C'est le cas de ce chef d'entreprise d'une cinquantaine d'années, habitant des beaux quartiers. "Nkurunziza est en train de ruiner ce pays, s'il fait cinq ans supplémentaires, ça sera une catastrophe. Je ne peux plus aller sur les barricades, mais je peux contribuer avec de l'argent", explique-t-il fièrement. Depuis deux semaines, il mobilise dans son quartier et y réussit "pas mal".

Charles, lui, est partout sur les barricades.
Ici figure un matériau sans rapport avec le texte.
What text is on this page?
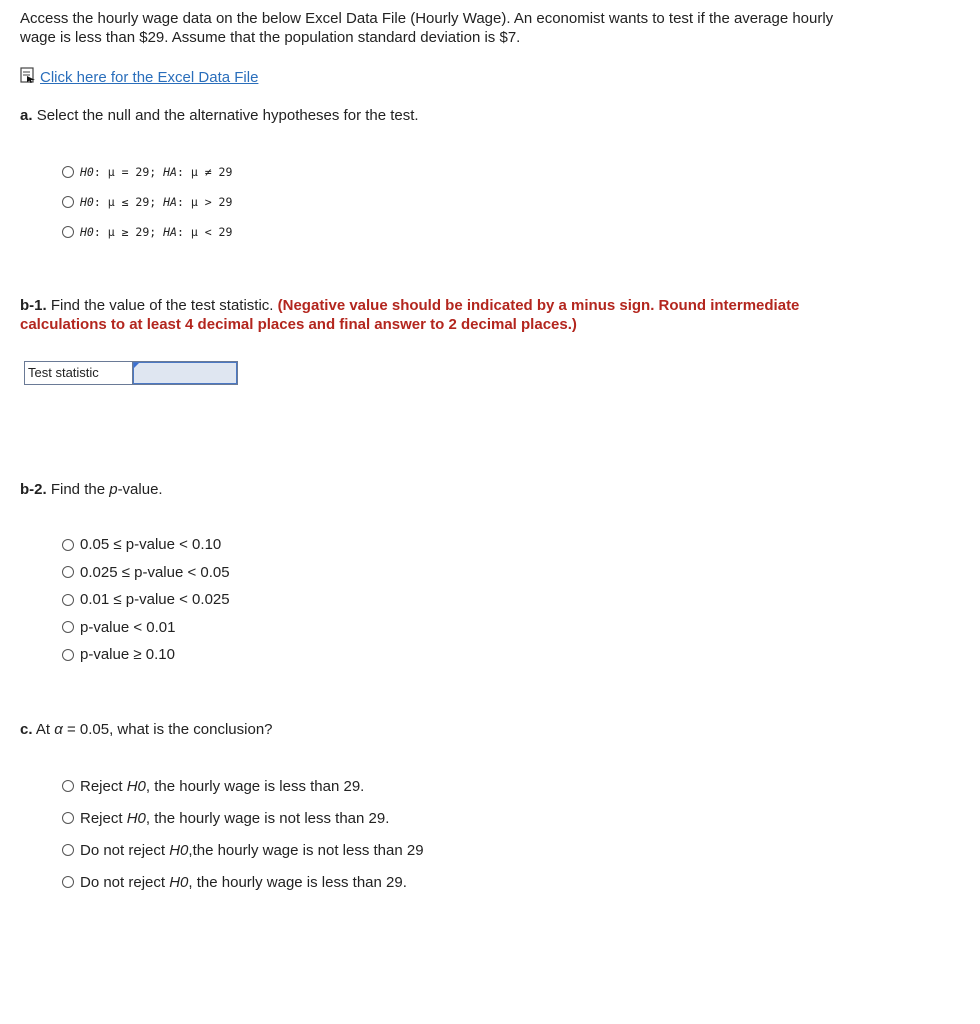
Access the hourly wage data on the below Excel Data File (Hourly Wage). An economist wants to test if the average hourly
wage is less than $29. Assume that the population standard deviation is $7.
Click here for the Excel Data File
a. Select the null and the alternative hypotheses for the test.
H0: μ = 29; HA: μ ≠ 29
H0: μ ≤ 29; HA: μ > 29
H0: μ ≥ 29; HA: μ < 29
b-1. Find the value of the test statistic. (Negative value should be indicated by a minus sign. Round intermediate
calculations to at least 4 decimal places and final answer to 2 decimal places.)
Test statistic
b-2. Find the p-value.
0.05 ≤ p-value < 0.10
0.025 ≤ p-value < 0.05
0.01 ≤ p-value < 0.025
p-value < 0.01
p-value ≥ 0.10
c. At α = 0.05, what is the conclusion?
Reject H0, the hourly wage is less than 29.
Reject H0, the hourly wage is not less than 29.
Do not reject H0,the hourly wage is not less than 29
Do not reject H0, the hourly wage is less than 29.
Sifflet à la bouche, ce leader donne le la et harangue les foules. "La discipline est importante pour la réussite de notre mouvement, chacun doit obéir", tranche ce trentenaire, suivi au doigt et à l’œil.

Pour lui, l'emprise des anti-troisième mandat sur Musaga n'a "rien à voir" avec la balkanisation des années de 93-98, quand les milices ethniques faisaient régner leur loi dans les quartiers.

"Aujourd'hui, notre mouvement n'a aucune connotation ethnique, il y a ici à Musaga des Hutu et des Tutsi", dit-il en montrant les gens qui l'entourent.

Le pouvoir a dénoncé à plusieurs reprises une contestation animée uniquement par des membres de l'ethnie minoritaire tutsi. Ils disent ça "parce qu'ils n'ont pas d'arguments, et pour tenter de récupérer des voix dans la communauté hutu. Mais personne n'est dupe. Tous ensemble, Hutu et Tutsi, nous allons chasser Nkurunziza".